What do a children’s story and a science fiction movie have in common with the Palm Beach County Tea Party? All are heading off to try something new.

The last two years have seen remarkable growth and maturity for a movement that didn’t exist at the beginning of Barack Obama’s presidency. Sparked by the “Santelli Rant”, groups spontaneously appeared around the country, getting their start here with the 2009 “Tax Day Tea Party” at the county building in West Palm Beach that surprised even the organizers with its 3000+ turnout. Marco Rubio debuted here, and Allen West became a favorite of the movement.

Since that time other groups have sprung up such as South Florida 912 (Principles not Parties), DC Works for Us, the Fort Lauderdale Tea Party (longest running weekly rally) and others, forming a loose knit movement with many overlapping parts. Because we are grassroots it is hard to count, but we estimate that approximately 150 like-minded groups have sprouted in Florida since April 2009 – some very small and some quite large. The tea party movement is growing at a rapid rate! Many activists belong to multiple groups, and major events like the 9/12 marches on Washington, or subsequent Tax Day rallies have brought together large crowds which included members of most of the independent groups.

As a movement, we have had significant victories on the local level, including the elections of Allen West and the pickup of FS27 for conservative candidate Lizbeth Benacquisto. Other candidates supported by the movement – Sherry Lee, Tami Donnally, Steve Rosenblum, and some primary candidates lost – but the ground game run by those associated with tea party groups made the races much closer than they would otherwise have been. There has also been cooperation through ad-hoc coalitions like the Taxpayer Action Board (TAB) and the drive for an independent Inspector General for the county.

Cooperation between the tea party groups has not always been perfect though. While there was collaboration on candidate events, protests and rallies, the sharing of tools, resources, mailing lists, etc. was limited. Most would agree that more collaboration and cooperation is needed.

Some current leaders of the South Florida Tea Party have decided to try something a little different. Pam Wohlschlegel, who was the Palm Beach County Executive Director, along with the leaders of the North and Central Palm Beach County Groups, Anita Carbone and Gina Rascati, and a handful of folks who helped them build the north county organization, decided to break off and start a group with a slightly different agenda and method of operation.

This group, although still adopting the core beliefs in Fiscal Responsibility, Constitutionally Limited Government, and Free Markets, will concentrate on using collaborative efforts in achieving the goal of better government at all levels.

Action and results will be the focus of the Palm Beach County Tea Party. While meetings will be open to all, the objective is to attract, educate, motivate and mobilize enthusiastic activists who can drive change in their communities. The group will build teams to work at all levels of government, local, state, and federal. At the local level, they will learn the issues confronting local government and advocate for tea party positions at county and municipal meetings.
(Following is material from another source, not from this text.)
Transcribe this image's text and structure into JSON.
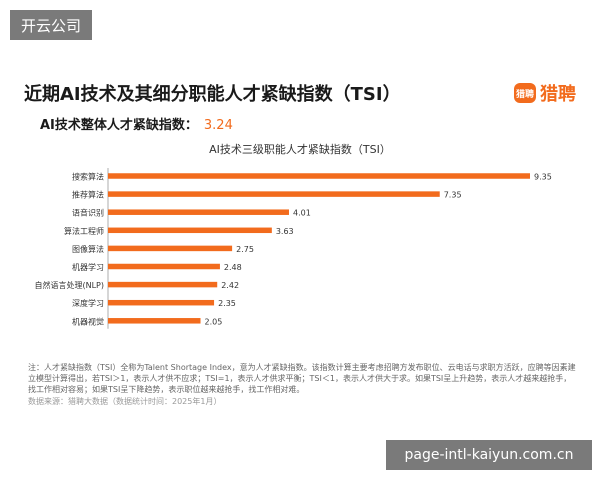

The group will identify and promote candidates for office and organize teams to work with the campaigns of existing candidates. The teams will champion those who share our beliefs, irrespective of party.

As the Palm Beach County Tea Party organization gathers momentum, it plans to reach out to the other grass roots leaders in South Florida and across the state, identify projects that they have in common, and work together to meet our mutual objectives in 2011, 2012, and beyond. Foremost, the PBCTP will study key Florida issues and keep voters informed.

At the national level, the Palm Beach County Tea Party will work as a partner with Tea Party Patriots and other groups with national reputation, sharing ideas, participating in training and national projects, and supporting the core beliefs throughout government.

The first meeting of the new group will be at the Abacoa Golf Club, on Monday August 1, 2011.


One Response to “New Beginnings in Palm Beach County”
  1. Ralph Donabed Ralph Donabed says:

    Looking forward to helping with our New Beginnings this year.